So, a big difference comes from alphabet. I would guess you'd learn reading and writing Bahasa Indonesia faster than Thai, because the former is written using Latin alphabet, and for Thai you'd need to learn a new script.

Russian is related to English while Finnish or Hungarian is not; most English-speaking people still find it easier to survive in Finland or Hungary, because the writing uses familiar letters (even if the alphabet is expanded with new letters made with adding dots and other marks to existing glyphs).

1 comments

Learning to read Russian is extremely easy compared to Chinese even if in both cases they use a non-Latin script.
Yes of course. Still, the initial sight of Cyrillic alphabet scares off many people.
> Still, the initial sight of Cyrillic alphabet scares off many people.

The only rational explanation I can find for this is cold war propaganda. ;-)

Seriously: About a third of the letters are almost identical to their Latin counterparts. If you study some kind of science you already know the Greek alphabet, to which another third of the Cyrillic alphabet is almost identical. After this the last third is not hard anymore. :-)
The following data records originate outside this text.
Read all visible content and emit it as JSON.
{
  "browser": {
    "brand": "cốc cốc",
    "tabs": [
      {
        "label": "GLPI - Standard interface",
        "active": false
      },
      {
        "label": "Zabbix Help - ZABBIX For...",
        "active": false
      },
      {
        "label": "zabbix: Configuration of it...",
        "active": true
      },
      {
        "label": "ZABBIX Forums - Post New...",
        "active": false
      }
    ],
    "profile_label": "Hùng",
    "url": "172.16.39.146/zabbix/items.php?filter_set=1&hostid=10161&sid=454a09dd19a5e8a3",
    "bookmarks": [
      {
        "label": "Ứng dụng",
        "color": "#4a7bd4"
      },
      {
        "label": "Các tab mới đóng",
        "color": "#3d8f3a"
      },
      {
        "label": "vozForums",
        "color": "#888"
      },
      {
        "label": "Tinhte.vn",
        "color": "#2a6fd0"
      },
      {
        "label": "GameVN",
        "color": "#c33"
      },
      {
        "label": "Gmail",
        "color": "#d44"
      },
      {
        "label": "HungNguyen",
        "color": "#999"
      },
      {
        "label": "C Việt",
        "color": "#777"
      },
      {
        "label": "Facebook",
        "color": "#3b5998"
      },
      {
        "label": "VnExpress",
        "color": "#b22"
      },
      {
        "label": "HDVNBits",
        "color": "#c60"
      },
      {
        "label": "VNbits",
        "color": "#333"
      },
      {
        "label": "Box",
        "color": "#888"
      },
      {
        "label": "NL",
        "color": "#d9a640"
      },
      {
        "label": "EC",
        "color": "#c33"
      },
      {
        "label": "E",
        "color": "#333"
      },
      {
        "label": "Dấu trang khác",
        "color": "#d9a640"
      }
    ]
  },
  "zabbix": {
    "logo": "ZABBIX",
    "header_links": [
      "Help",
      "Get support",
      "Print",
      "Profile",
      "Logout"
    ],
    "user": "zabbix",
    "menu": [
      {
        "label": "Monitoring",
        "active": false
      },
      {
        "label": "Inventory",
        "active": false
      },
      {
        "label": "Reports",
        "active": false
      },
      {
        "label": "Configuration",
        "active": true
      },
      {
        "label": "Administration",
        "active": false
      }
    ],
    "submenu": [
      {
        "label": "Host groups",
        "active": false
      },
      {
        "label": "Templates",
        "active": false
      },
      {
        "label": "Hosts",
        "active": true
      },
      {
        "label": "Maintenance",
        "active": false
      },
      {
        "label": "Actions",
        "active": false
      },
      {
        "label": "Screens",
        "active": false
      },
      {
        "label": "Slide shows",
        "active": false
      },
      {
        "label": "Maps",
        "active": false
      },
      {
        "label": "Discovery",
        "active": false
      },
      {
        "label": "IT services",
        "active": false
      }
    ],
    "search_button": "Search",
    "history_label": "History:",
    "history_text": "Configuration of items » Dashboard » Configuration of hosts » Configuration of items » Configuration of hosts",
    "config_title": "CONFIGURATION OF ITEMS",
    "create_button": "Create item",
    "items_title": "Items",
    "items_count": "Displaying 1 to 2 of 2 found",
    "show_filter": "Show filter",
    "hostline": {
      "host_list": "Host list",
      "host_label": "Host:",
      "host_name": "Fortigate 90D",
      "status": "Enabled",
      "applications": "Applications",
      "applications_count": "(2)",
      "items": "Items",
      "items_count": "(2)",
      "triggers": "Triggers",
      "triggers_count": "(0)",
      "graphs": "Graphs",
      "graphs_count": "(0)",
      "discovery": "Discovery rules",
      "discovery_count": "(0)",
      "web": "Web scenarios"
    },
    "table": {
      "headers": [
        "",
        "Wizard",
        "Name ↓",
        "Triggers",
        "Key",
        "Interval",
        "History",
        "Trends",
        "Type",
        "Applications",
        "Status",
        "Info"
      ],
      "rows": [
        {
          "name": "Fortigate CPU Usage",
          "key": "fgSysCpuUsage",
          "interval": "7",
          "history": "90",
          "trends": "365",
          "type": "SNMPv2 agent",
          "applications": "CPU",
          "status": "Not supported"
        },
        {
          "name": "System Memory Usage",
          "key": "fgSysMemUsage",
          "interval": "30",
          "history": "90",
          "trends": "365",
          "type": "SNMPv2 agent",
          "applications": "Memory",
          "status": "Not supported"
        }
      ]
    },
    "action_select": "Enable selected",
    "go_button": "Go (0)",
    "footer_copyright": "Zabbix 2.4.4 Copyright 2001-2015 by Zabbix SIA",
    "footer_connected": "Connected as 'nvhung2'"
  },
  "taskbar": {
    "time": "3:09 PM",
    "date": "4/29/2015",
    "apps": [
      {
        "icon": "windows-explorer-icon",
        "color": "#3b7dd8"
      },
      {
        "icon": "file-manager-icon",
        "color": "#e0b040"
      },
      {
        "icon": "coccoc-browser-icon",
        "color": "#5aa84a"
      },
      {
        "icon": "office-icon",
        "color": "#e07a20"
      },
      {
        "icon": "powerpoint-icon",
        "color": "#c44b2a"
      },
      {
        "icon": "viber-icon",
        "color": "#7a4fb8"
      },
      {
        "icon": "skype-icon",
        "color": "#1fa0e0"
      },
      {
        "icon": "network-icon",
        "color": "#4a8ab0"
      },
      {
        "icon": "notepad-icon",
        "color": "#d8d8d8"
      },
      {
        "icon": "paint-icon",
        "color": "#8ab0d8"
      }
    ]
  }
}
Seriously: In Germany they say learning the Cyrillic alphabet is something any slightly intelligent person can do in one afternoon (and I hope I could indeed show this to be true). Unluckily the rest of the Russian language is much harder to learn.

I don't see propaganda as much of a reason, it's simply that it looks sufficiently different.

But of course you are right that the alphabet is not so difficult in the end. Different people have different learning capabilities, but that "one afternoon" for the alphabet is not unreasonable. Correct pronunciation of the many variants of s (с, ж, з, ц, ч, ш, щ) will take much longer. I have never actually studied Russian, but can quite often understand newspaper headlines just by knowing the alphabet, and several Indo-European languages and Finnish, which has some common vocabulary.